XCIII. Le lendemain, les quatre-cents, tout troublés qu’ils étaient, s’assemblèrent au conseil. Les hoplites du Pirée relâchèrent Alexiclès, et ayant détruit la muraille, ils se rendirent au théatre de Bacchus ; ils s’y mirent en armes, formèrent une assemblée, et d’après la résolution qu’ils y prirent, ils coururent à la ville et se tinrent tout armés dans l’Anacée[1]. il s’y rendit quelques personnes choisies par les quatre-cents, et il s’établit des pourparlers d’homme à homme. On engagea ceux qu’on vit les plus modérés à se tenir en repos et à contenir les autres. On assura qu’on ferait connaître les cinq-mille, et que ce serait entre eux, et à leur choix, que seraient pris les quatre-cents ; qu’en attendant, il ne fallait pas perdre l’état et le jeter en proie aux ennemis. Comme beaucoup de personnes parlaient dans le même esprit, et que beaucoup aussi les écoutaient, la foule des hoplites devint plus tranquille ; elle craignait surtout de mettre tout l’état en danger. On convint de tenir, à jour prescrit, une assemblée au théâtre de Bacchus pour ramener la concorde.
XCIV. Le jour marqué pour l’assemblée au théâtre de Bacchus arriva ; elle était sur le point d’être formée, quand on vint annoncer qu’Hégésandridas, avec quarante-deux vaisseaux, passait de Mégare à Salamine. Il n’y eut aucun hoplite qui ne crût voir accompli ce que disaient depuis long-temps Théramène et ses partisans, que cette flotte s’avançait au nouveau fort, et qu’on avait bien fait de le raser. C’était peut-être en effet d’après quelques intelligences qu’Hégésandridas croisait de ces côtés et autour d’Épidaure ; mais il n’est pas hors de vraisemblance qu’il s’y arrêtait à cause des troubles d’Athènes, et dans l’espérance qu’il pouvait bien être arrivé à propos. À cette nouvelle, les Athéniens en masse coururent au Pirée, se croyant menacés, de la part des ennemis, d’une guerre plus redoutable que leurs querelles intestines, et dont le théâtre n’était pas éloigné, mais devant leur port. Les uns montaient les vaisseaux qui se trouvaient appareillés, les autres tiraient des batimens à la mer, d’autres s’apprêtaient à défendre les murs et l’entrée du port.
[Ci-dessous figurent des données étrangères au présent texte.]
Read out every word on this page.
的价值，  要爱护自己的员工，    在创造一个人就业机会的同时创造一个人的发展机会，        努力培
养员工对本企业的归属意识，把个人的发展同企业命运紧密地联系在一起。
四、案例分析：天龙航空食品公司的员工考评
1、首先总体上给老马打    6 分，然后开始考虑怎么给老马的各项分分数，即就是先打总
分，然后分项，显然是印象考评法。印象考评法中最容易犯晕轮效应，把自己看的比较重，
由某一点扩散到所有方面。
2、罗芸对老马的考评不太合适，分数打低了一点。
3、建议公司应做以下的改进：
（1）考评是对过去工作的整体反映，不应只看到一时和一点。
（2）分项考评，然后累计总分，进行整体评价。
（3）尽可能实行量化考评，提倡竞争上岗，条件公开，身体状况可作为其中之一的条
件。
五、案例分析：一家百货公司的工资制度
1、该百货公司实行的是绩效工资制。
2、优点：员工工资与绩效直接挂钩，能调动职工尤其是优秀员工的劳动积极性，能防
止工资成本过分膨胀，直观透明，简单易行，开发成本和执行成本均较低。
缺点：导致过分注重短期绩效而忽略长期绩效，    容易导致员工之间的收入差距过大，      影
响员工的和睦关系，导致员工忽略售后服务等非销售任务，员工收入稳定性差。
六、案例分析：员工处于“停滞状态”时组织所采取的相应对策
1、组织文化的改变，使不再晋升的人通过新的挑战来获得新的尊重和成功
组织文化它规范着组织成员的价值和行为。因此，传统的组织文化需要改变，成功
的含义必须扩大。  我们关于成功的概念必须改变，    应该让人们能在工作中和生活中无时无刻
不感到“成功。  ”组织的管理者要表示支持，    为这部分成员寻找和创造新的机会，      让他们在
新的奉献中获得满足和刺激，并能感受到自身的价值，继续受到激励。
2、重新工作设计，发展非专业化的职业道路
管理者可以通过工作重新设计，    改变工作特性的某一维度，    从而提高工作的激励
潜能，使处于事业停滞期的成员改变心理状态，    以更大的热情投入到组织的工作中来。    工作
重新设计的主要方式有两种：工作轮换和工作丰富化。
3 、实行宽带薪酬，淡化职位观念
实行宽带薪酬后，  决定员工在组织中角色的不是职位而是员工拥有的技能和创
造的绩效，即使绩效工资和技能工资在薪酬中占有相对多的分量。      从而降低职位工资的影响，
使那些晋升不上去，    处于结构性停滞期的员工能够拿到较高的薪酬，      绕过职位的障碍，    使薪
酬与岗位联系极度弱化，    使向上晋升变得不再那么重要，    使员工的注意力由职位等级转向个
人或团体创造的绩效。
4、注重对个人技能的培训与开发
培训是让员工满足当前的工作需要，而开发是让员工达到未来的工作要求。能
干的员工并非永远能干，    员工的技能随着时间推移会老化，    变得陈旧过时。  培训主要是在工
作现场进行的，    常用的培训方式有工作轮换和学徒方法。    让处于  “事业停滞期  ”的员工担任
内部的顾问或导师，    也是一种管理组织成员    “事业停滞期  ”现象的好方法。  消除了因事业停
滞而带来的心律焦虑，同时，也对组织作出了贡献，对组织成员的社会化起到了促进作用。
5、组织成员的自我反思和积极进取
XCV. Cependant la flotte du Péloponnèse, suivit la côte de Sunium, mit à l’ancre entre Thoria et Prasies, et finit par gagner Orope. Les Athéniens, au milieu de la dissension qui régnait dans leur ville, et pressés de se défendre contre le plus grand danger, furent obligés de se servir à la hâte des premiers matelots qu’ils purent se procurer, et firent partir pour Erétrie une flotte commandée par Thymocharis. L’Attique investie comme elle l’était, l’Eubée devenait tout pour eux. Leur flotte arrivée à sa destination, et renforcée des vaisseaux qui se trouvaient d’avance dans cette île, était de trente-six voiles. Elle fut aussitôt dans la nécessité de combattre ; car Hégésandridas, après l’heure du repas, partit d’Orope qui, par mer, n’est qu’à environ soixante stades[2] d’Érétrie. Il s’avançait, et les Athéniens allaient monter leurs vaisseaux, les croyant garnis de soldats ; mais ceux-ci étaient allés acheter des vivres pour le dîner, non pas au marché ; car les Érétriens avaient eu la précaution d’empêcher qu’il ne s’y vendît rien ; mais dans des maisons particulières, aux extrémités de la ville. C’était pour ne les pas laisser mettre à temps en mer, donner aux ennemis l’aisance de les prévenir, et forcer les Athéniens à sortir au combat dans le mauvais état où ils se trouveraient. On avait fait pis encore, en donnant de la ville aux Péloponnésiens le signal du moment où ils devaient partir. Ce fut dans ce triste appareil que les Athéniens mirent en mer ; ils combattirent au-dessus du port d’Érétrie, et ne laissèrent pas que de résister quelque peu de temps ; mais bientôt mis en fuite, ils furent poursuivis à la côte. Ceux qui cherchèrent un refuge dans la ville des Érétriens, comme dans une place amie, furent les plus malheureux ; tous furent égorgés. Ceux qui gagnèrent le fort que les Athéniens avaient dans l’Érétrie, y furent en sûreté, ainsi que les vaisseaux qui passèrent dans la Chalcide. Les ennemis prirent vingt-deux bâtimens athéniens, tuèrent une partie des hommes, firent prisonniers les autres, et dressèrent un trophée. Peu de temps après, ils firent soulever l’Eubée entière, à l’exception d’Oréum, que les Athéniens occupaient, et mirent ordre aux affaires dans le pays.